French soprano Véronique Gens (who by the way is quite a celebrity in baroque music circles) seems the perfect singer for the role of posh yummy mummy Niobe who gets to reign over Thebe when hubby Anfione feels like retiring. American Amanda Forsythe brings a Reese Witherspoon charme (Vanity Fair) to the role of the young honest bird Manto, daughter to rightfully grumpy blind seer Tiresia. Quite early on, she gets rescued (disappointingly off-stage) from a wild animal by cool regal muscle man Tiberino, portrayed with the requisite oomph and passion by German tenor Lothar Odinius.
The set and lighting designs are by German designer Raimund Bauer.

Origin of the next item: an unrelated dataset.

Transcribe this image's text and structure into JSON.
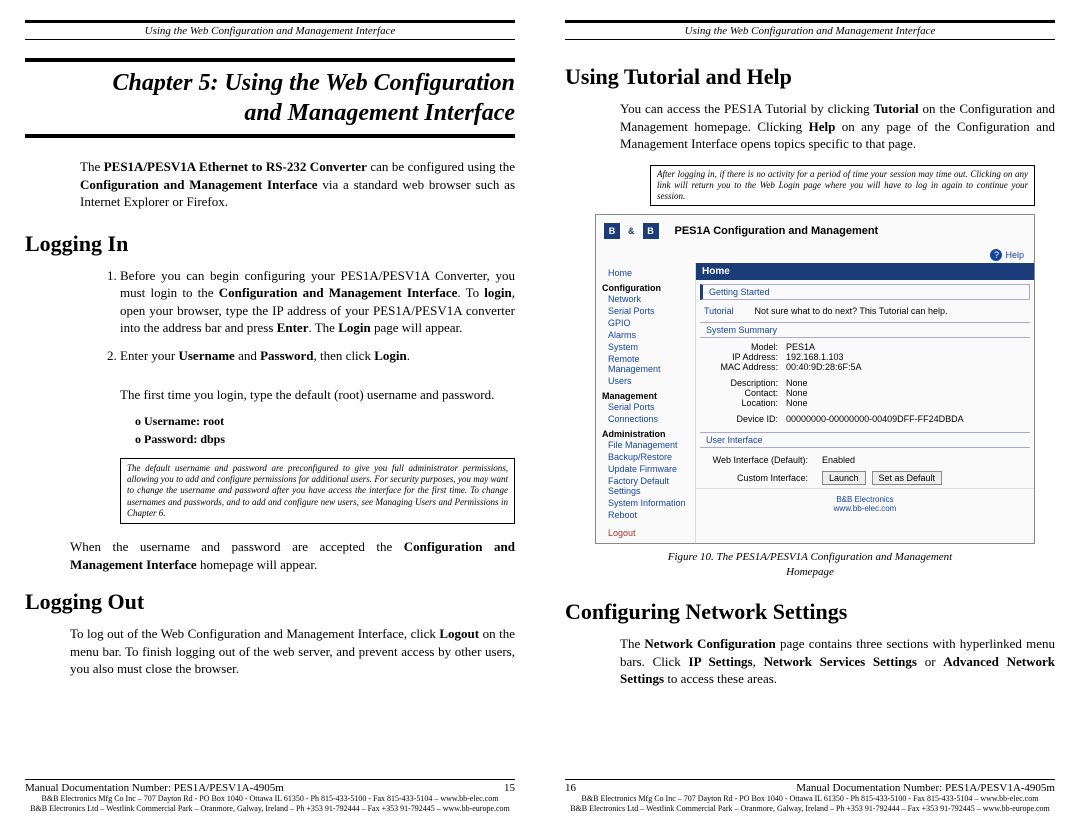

In themselves they create a daunting and increasingly dark atmosphere that in its simple grandeur of big, clear lines becomes an opera house like the Royal Opera House. There is only one moment, where a huge disco ball time-warped (and enlarged) from the Seventies descends from above where I thought maybe that was an error in judgement. But the smart, witty, and sometimes simply gorgeous set design would be nothing without the lively, believable and often pleasantly humorous direction by German Lukas Hemleb.
The production would not exist, were it not for multi-talented German conductor Thomas Hengelbrock, who founded the Balthasar Neumann Ensemble, an orchestra that specialises on historical performances with original instruments. However, when I throw a quick glance at what the man’s been up to in his life already, it’s probably more his thirst for innovation that made him bring such state-of-the-art people to this production.
Buy a ticket. It is all stark and very German, so don’t say you have not been warned. I claim no expertise on baroque opera at all, so maybe they all are done in sexy, funny, cool, smart and fascinating ways nowadays. More likely though this is one of the best you can get.